Adenosine-to-inosine editing of miR-200b-3p is associated with the progression of high-grade serous ovarian cancer.

Abstract

Deamination of adenosine to inosine (A-to-I) in double-stranded microRNAs (miRNAs) has been demonstrated to affect their function as suppressors or oncogenes in various cancers. Nevertheless, the functional impact of miRNA editing in high-grade serous ovarian cancer (HGSOC) remains largely unexplored. Here, we identified A-to-I editing in miRNAs in 60 HGSOC tissues and 48 ovarian tissues received in nononcological procedures using small RNA sequencing (RNA-Seq). To investigate the functional impact of A-to-I modifications, we tested the effect of edited RNA mimics and small interfering RNA (siRNA)-mediated downregulation of the RNA-editing enzyme double-stranded RNA-specific editase Adar (ADAR1) on cell proliferation, migration and three-dimensional (3D) growth of HGSOC cells in vitro.

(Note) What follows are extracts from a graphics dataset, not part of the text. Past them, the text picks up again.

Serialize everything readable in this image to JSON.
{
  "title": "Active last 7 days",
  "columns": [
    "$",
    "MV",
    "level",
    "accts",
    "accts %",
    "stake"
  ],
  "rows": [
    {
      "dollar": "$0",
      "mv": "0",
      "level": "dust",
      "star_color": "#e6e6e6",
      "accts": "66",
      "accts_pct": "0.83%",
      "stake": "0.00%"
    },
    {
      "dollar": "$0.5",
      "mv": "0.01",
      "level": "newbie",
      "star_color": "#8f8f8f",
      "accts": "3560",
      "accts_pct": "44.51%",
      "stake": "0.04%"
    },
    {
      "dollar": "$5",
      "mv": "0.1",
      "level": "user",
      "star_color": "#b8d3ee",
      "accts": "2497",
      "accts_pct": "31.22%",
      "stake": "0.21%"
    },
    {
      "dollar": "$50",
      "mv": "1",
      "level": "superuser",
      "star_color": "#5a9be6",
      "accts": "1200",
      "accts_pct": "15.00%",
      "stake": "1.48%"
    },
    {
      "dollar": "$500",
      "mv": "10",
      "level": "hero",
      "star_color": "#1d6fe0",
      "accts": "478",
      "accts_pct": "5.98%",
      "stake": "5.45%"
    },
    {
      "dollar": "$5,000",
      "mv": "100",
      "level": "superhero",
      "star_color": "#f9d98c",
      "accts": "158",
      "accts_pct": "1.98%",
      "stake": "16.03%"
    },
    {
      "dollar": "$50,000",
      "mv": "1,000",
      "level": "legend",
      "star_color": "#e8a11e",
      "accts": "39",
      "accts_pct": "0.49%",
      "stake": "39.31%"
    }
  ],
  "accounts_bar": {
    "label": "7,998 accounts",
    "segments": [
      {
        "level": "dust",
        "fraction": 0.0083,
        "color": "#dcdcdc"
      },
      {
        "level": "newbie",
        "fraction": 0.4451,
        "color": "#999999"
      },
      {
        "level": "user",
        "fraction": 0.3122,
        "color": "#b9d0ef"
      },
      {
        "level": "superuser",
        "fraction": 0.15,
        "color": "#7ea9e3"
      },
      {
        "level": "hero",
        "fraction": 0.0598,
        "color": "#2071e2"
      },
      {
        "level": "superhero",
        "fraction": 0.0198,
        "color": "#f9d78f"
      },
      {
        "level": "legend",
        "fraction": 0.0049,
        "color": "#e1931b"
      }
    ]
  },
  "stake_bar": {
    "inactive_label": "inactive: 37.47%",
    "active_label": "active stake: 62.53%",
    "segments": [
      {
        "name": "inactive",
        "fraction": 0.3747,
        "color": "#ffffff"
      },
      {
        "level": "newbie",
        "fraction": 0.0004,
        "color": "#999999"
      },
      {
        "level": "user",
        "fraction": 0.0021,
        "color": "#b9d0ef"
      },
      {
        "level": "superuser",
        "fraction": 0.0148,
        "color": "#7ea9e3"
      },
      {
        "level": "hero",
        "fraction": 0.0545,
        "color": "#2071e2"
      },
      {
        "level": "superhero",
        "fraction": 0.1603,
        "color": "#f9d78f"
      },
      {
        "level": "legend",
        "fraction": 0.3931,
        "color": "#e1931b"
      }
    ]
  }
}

Tumour suppressor miR-200b-3p was the most overedited miRNA in HGSOC tumours, and the increased editing level was associated with statistically significant worse overall survival (OS). Mechanistically, in contrast to wild-type miRNA, edited miR-200b-3p promoted cell proliferation, migration and formation of 3D spheroids. Loss of function of ADAR1 profoundly repressed proliferation, migration and 3D growth of HGSOC cells. RNA-Seq and Gene Set Enrichment Analysis (GSEA) analysis revealed that, whereas wild-type miR-200b-3p induced the apoptosis pathway, edited miR-200b-3p substantially inhibited cell-cycle-related pathways. Bioinformatic prediction revealed that edited miR-200b-3p gained the function to repress the expression of new targets, including tumour suppressor MAX interactor 1, dimerisation protein (MXI1), which was associated with a statistically significantly worse OS time in HGSOC patients. Our study reports the potential contribution of edited miR-200b-3p in HGSOC progression, and highlights its potential as a new therapeutic target.